As she was putting her groceries in the car, she noticed the sign on the store across the street: SHORTY’S TACKLE BAIT GUNS AMMO.
Guns.
The bearded man behind the counter looked a lot like Slim except shorter. “What’s your cheapest twelve-gauge?” she asked.
Shorty lifted a Mossberg pump off the wall and said, “This ain’t never been used, hardly. I sold it brand new to Ed Harley just last fall and then he dropped dead this very spring. There was some terrible talk ‘bout the circumstances.”
She filled out the paperwork for her background check, and while Shorty was phoning it in she looked around the shop. For some reason a pair of Bushnell binoculars caught her attention, even though she had no need for binoculars.
She paid for the gun and a box of shells. There was no box for the Mossberg, but this town didn’t seem like the sort of place where anybody would get upset seeing her carry a shotgun across the street to her car.
She followed the directions Slim had given her and soon found herself driving through a forest on a very rough narrow road. There were five cabins set thirty feet or more off the road and spread out a bit with enough space bet
ween them for plenty of weeds and a tree or two. Hers was at the end of the row with nothing but forest on one side.
The cabin was stifling and smelled like cat pee, so she opened the few windows as she inspected the rooms. The biggest one served as both living room and kitchenette with a worn-out sofa in the front half and a sink, stove, refrigerator, and a small wobbly table with two wobbly chairs in the back half. Luckily there was a coffee maker, though the carafe was chipped and stained. The bedroom barely had enough room for the bed and a small bureau. The mattress was saggy, but the sheets looked clean and fortunately there were two small screened windows to allow some draft.
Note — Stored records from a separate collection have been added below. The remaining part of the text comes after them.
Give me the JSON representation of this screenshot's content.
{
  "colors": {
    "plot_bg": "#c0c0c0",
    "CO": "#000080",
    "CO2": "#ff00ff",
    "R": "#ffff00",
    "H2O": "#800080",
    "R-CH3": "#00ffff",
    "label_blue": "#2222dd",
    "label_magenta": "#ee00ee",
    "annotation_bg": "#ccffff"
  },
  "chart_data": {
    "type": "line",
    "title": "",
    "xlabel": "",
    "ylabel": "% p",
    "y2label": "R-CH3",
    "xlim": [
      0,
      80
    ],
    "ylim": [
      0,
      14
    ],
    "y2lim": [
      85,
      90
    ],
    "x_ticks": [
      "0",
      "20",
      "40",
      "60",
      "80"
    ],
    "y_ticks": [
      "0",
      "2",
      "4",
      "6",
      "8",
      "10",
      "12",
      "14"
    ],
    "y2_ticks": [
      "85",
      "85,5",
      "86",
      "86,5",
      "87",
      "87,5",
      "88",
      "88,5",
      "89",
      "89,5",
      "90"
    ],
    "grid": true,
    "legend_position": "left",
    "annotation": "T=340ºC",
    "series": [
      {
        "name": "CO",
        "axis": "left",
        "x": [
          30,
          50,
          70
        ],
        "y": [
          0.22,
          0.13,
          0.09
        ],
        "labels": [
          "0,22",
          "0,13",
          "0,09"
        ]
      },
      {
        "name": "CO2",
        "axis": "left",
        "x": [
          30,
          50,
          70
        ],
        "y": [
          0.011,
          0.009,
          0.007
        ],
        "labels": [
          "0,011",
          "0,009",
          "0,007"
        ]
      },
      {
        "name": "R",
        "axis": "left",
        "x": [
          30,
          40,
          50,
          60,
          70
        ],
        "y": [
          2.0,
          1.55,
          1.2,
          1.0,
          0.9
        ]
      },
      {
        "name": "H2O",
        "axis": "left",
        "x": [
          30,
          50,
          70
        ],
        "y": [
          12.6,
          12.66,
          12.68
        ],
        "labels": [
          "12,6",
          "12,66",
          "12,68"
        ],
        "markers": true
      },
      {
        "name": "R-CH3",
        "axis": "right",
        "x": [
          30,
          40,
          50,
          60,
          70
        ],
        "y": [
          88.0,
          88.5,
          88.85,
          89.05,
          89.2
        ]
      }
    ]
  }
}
Before fetching her suitcase and the groceries, she brought in the Mossberg, loaded the magazine, and felt considerably better as soon as she pumped one shell into the chamber. She fixed herself a sandwich with plenty of fresh lettuce on top, sliced one of the tomatoes with her pocket knife, and carried the plate and her potato chips to the bird-shit-spattered picnic table out back.
Amy had seen a car in front of only one of the cabins, the one at the far end of the row, and a family was preparing their supper behind it. The man was cooking wieners on a small charcoal grill while his wife was opening a great number of jars and cans and plastic containers on the table while constantly yelling at her five children, who were racing around quarreling and yelling even louder than their mother. Though the man was skinny, the children were fat and the mother was fatter still, and Amy wondered how all of them could fit in their small cabin.
The birds sounded cheerful, but she could scarcely hear them through the yelling. Though the family annoyed her, she was grateful that they were there. Even this distance from Blackwood, she didn’t feel safe.
By the time she was done eating, the mosquitoes were coming out of the woods. She went inside, doused herself with mosquito repellent, opened one of the bottles of wine, and brought it out to the table with a foam cup. The family was eating now, but the mother and children were just as noisy as before. Every once in a while the man would say, “Shut up, for Christ’s sake!” but nobody did.